EntrevistaAP: Irán desbarata conjuras nucleares

Irán ha desbaratado conjuras de espías extranjeros para reclutar a sus expertos nucleares y detenido intentos de sabotaje mediante equipos defectuosos suministrados a sus instalaciones, dijo el subjefe del departamento nuclear de la república islámica, Asghar Zarean, a la Associated Press.

La AP pudo realizar una visita a las instalaciones de la Organización de Energía Atómica iraní en Teherán organizada por las autoridades. Zarean, que está a cargo de la seguridad del programa nuclear, hizo estas declaraciones cuando Irán sigue negociando con las potencias mundiales sobre su programa. Hace días, las autoridades dijeron que derribaron un avión no tripulado israelí que se había acercado a una de sus instalaciones nucleares.

"Queremos crear conciencia sobre el enemigo, cuya hostilidad aumenta día a día", dijo Zarean en una entrevista el lunes, sin nombrar a los países que según el gobierno promueven el sabotaje y el reclutamiento.

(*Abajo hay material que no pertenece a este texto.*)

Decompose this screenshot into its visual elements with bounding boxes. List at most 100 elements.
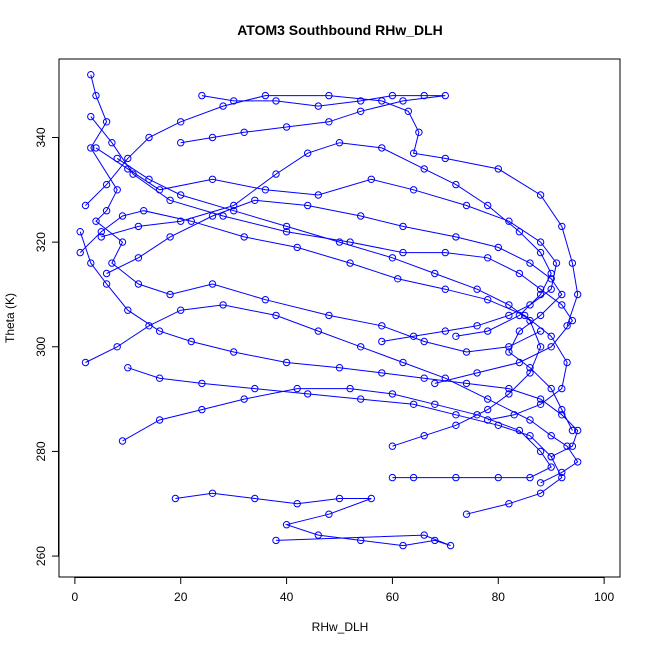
data-point: [494, 421, 502, 429]
data-point: [536, 238, 545, 246]
series-2: [76, 207, 571, 424]
data-point: [526, 259, 534, 267]
data-point: [536, 479, 545, 487]
data-point: [547, 285, 555, 293]
data-point: [97, 228, 106, 236]
data-point: [547, 343, 555, 351]
data-point: [92, 144, 100, 152]
series-line: [116, 157, 542, 447]
y-axis-label: Theta (K): [3, 293, 17, 343]
data-point: [394, 275, 402, 283]
series-4: [124, 364, 566, 518]
data-point: [399, 541, 407, 550]
data-point: [536, 489, 545, 497]
data-point: [505, 384, 513, 393]
data-point: [261, 296, 270, 304]
data-point: [177, 139, 185, 147]
data-point: [547, 432, 555, 440]
data-point: [335, 238, 344, 246]
data-point: [314, 327, 322, 335]
data-point: [314, 102, 322, 110]
data-point: [87, 259, 95, 267]
data-point: [145, 175, 153, 184]
x-tick-label: 60: [386, 590, 400, 604]
data-point: [140, 207, 148, 215]
data-point: [574, 458, 582, 466]
data-point: [129, 170, 137, 178]
data-point: [261, 186, 270, 194]
data-point: [208, 280, 217, 288]
data-point: [420, 374, 428, 382]
data-point: [219, 212, 227, 220]
data-point: [536, 327, 545, 335]
series-line: [180, 95, 446, 144]
data-point: [420, 432, 428, 440]
data-point: [272, 311, 280, 320]
data-point: [198, 379, 206, 388]
data-point: [462, 201, 471, 210]
data-point: [282, 228, 291, 236]
data-point: [113, 186, 121, 194]
series-11: [97, 139, 555, 340]
data-point: [208, 212, 217, 220]
data-point: [208, 489, 217, 497]
data-point: [102, 280, 111, 288]
data-point: [399, 248, 407, 257]
data-point: [325, 91, 333, 100]
series-13: [118, 384, 555, 482]
data-point: [574, 290, 582, 299]
data-point: [357, 343, 365, 351]
data-point: [431, 536, 439, 545]
data-point: [367, 494, 375, 503]
data-point: [134, 254, 143, 262]
x-tick-label: 100: [594, 590, 614, 604]
data-point: [357, 212, 365, 220]
data-point: [198, 91, 206, 100]
data-point: [515, 327, 524, 335]
data-point: [558, 384, 566, 393]
series-8: [102, 196, 577, 435]
y-tick-label: 280: [34, 441, 48, 461]
data-point: [563, 442, 571, 450]
data-point: [431, 400, 439, 408]
data-point: [547, 269, 555, 278]
data-point: [219, 102, 227, 110]
data-point: [536, 343, 545, 351]
data-point: [87, 71, 95, 79]
data-point: [81, 358, 90, 367]
data-point: [97, 233, 106, 241]
data-point: [346, 259, 354, 267]
data-point: [230, 201, 238, 210]
data-point: [547, 332, 555, 340]
data-point: [293, 384, 301, 393]
data-point: [177, 217, 185, 225]
data-point: [415, 128, 423, 137]
data-point: [494, 165, 502, 173]
data-point: [124, 306, 132, 314]
data-point: [76, 248, 84, 257]
data-point: [409, 400, 418, 408]
series-line: [85, 95, 579, 326]
y-tick-label: 340: [34, 127, 48, 147]
data-point: [558, 405, 566, 414]
data-point: [145, 133, 153, 142]
data-point: [166, 196, 174, 205]
series-12: [177, 91, 449, 147]
data-point: [177, 191, 185, 199]
data-point: [314, 531, 322, 539]
data-point: [558, 301, 566, 309]
data-point: [420, 531, 428, 539]
data-point: [187, 337, 196, 346]
data-point: [452, 411, 460, 419]
data-point: [547, 453, 555, 461]
data-point: [563, 358, 571, 367]
data-point: [240, 395, 248, 403]
data-point: [134, 222, 143, 231]
data-point: [547, 463, 555, 471]
data-point: [547, 384, 555, 393]
data-point: [293, 243, 301, 252]
data-point: [441, 248, 449, 257]
data-point: [230, 97, 238, 105]
series-line: [122, 388, 552, 479]
data-point: [536, 191, 545, 199]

El programa nuclear iraní ha sufrido sabotaje en el pasado. En 2010, el virus Stuxnet interrumpió el funcionamiento de miles de centrifugadoras, elementos cruciales en la producción de combustible nuclear, en la planta de enriquecimiento de uranio en Natanz.

Irán dice que los ataques con virus cibernéticos son parte de un esfuerzo concertado entre Israel, Estados Unidos y sus aliados para socavar el programa nuclear mediante operaciones clandestinas. Israel nunca ha respondido a estas denuncias, pero muchos creen que participó del ataque con Stuxnet.

En la entrevista del lunes, Zarean dijo que agencias extranjeras de inteligencia abordaron a los expertos cuando viajaron al extranjero y que éstos informaron a sus superiores cuando regresaron al país. No dijo cuántos fueron los intentos ni dónde tuvieron lugar los contactos.

Zarean mostró a los periodistas de AP repuestos y equipos, incluidos módems y bombas, que según él habían sido modificadas deliberadamente para sabotear el programa iraní. Dijo que los artículos exhibidos, según él provenientes de países occidentales y asiáticos, eran apenas una pequeña muestra del sabotaje occidental.

Otros expertos demostraron lo que llamaron un sistema de monitoreo en tiempo real que detecta programas maliciosos y ciberataques a su programa nuclear, aunque no entraron en detalles sobre su capacidad. No se permitió a los periodistas de AP recorrer un reactor de investigación instalado con ayuda estadounidense en 1967, antes de la Revolución Islámica de 1979 que tensó las relaciones bilaterales.